If we could modularize the design of Toy Models, then we could automatically generate large amounts of experimental data for the pretraining of AI4AI.

What truly matters is no longer a single carefully crafted toy model, but rather:

The generative mechanism behind Toy Models themselves.

Pretraining: Tedious but Necessary

The pretraining of LLMs is tedious, yet necessary.

Humans would never force themselves to memorize the entire Wikipedia. But without pretraining, post-training has no foundation to build upon.

The same applies to AI4AI.

Its training process will also be tedious, yet necessary.

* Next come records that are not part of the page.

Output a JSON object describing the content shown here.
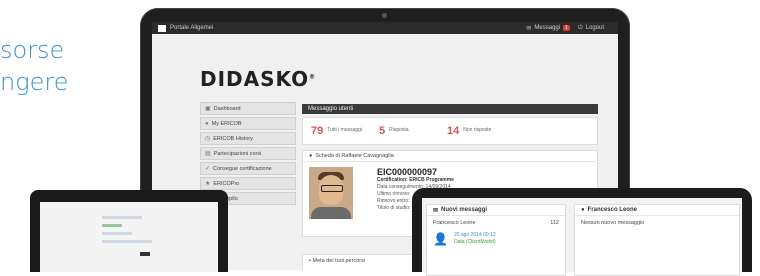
{
  "hero": {
    "line1": "sorse",
    "line2": "ngere"
  },
  "topbar": {
    "brand": "Portale Allgemei",
    "messages_label": "Messaggi",
    "messages_badge": "1",
    "logout_label": "Logout"
  },
  "logo": {
    "text": "DIDASKO",
    "mark": "®"
  },
  "sidebar": {
    "items": [
      {
        "label": "Dashboard",
        "icon": "dashboard-icon"
      },
      {
        "label": "My ERICOB",
        "icon": "user-icon"
      },
      {
        "label": "ERICOB History",
        "icon": "history-icon"
      },
      {
        "label": "Partecipazioni corsi",
        "icon": "course-icon"
      },
      {
        "label": "Consegue certificazione",
        "icon": "cert-icon"
      },
      {
        "label": "ERICOPro",
        "icon": "pro-icon"
      },
      {
        "label": "Aiuti di riepilo",
        "icon": ""
      }
    ]
  },
  "main": {
    "title": "Messaggio utenti",
    "stats": [
      {
        "value": "79",
        "label": "Tutti i messaggi"
      },
      {
        "value": "5",
        "label": "Risposta"
      },
      {
        "value": "14",
        "label": "Non risposte"
      }
    ],
    "profile_panel_title": "Scheda di Raffaele Cavagnaglia",
    "profile": {
      "code": "EIC000000097",
      "cert": "Certification: ERICB Programme",
      "lines": [
        "Data conseguimento: 14/09/2014",
        "Ultimo rinnovo:",
        "Rinnovo entro:",
        "Titolo di studio:"
      ]
    },
    "bottom_panel_title": "Meta dei tuoi percorsi"
  },
  "tablet": {
    "left_title": "Nuovi messaggi",
    "left_row_label": "Francesco Leone",
    "left_row_count": "112",
    "user_line1": "25 ago 2014 09:12",
    "user_line2": "Data (ClientModel)",
    "right_title": "Francesco Leone",
    "right_sub": "Nessun nuovo messaggio"
  }
}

Since the beginning of this year, my blog has essentially been an attempt to “train myself”:

Randomly choose a toy dataset
Randomly choose a toy model
Observe phenomena without any explicit goal

At first, I was doing everything manually.

But as the number of experiments increased, I gradually began to perceive the hidden structure behind the design space of Toy Models.

I became less obsessed with carefully designing one or two specific toy models, and instead started thinking about: g

How can the generation of Toy Models itself become modularized and scalable?

The direction I am currently exploring is:

An Agent randomly selects a toy model, conducts experiments automatically, and identifies interesting phenomena within the results.

Meanwhile, my role is to:

Interpret these phenomena
Summarize the underlying regularities
Suggest the next research directions

In some sense, this may represent the earliest form of an “experimental science” for AI4AI.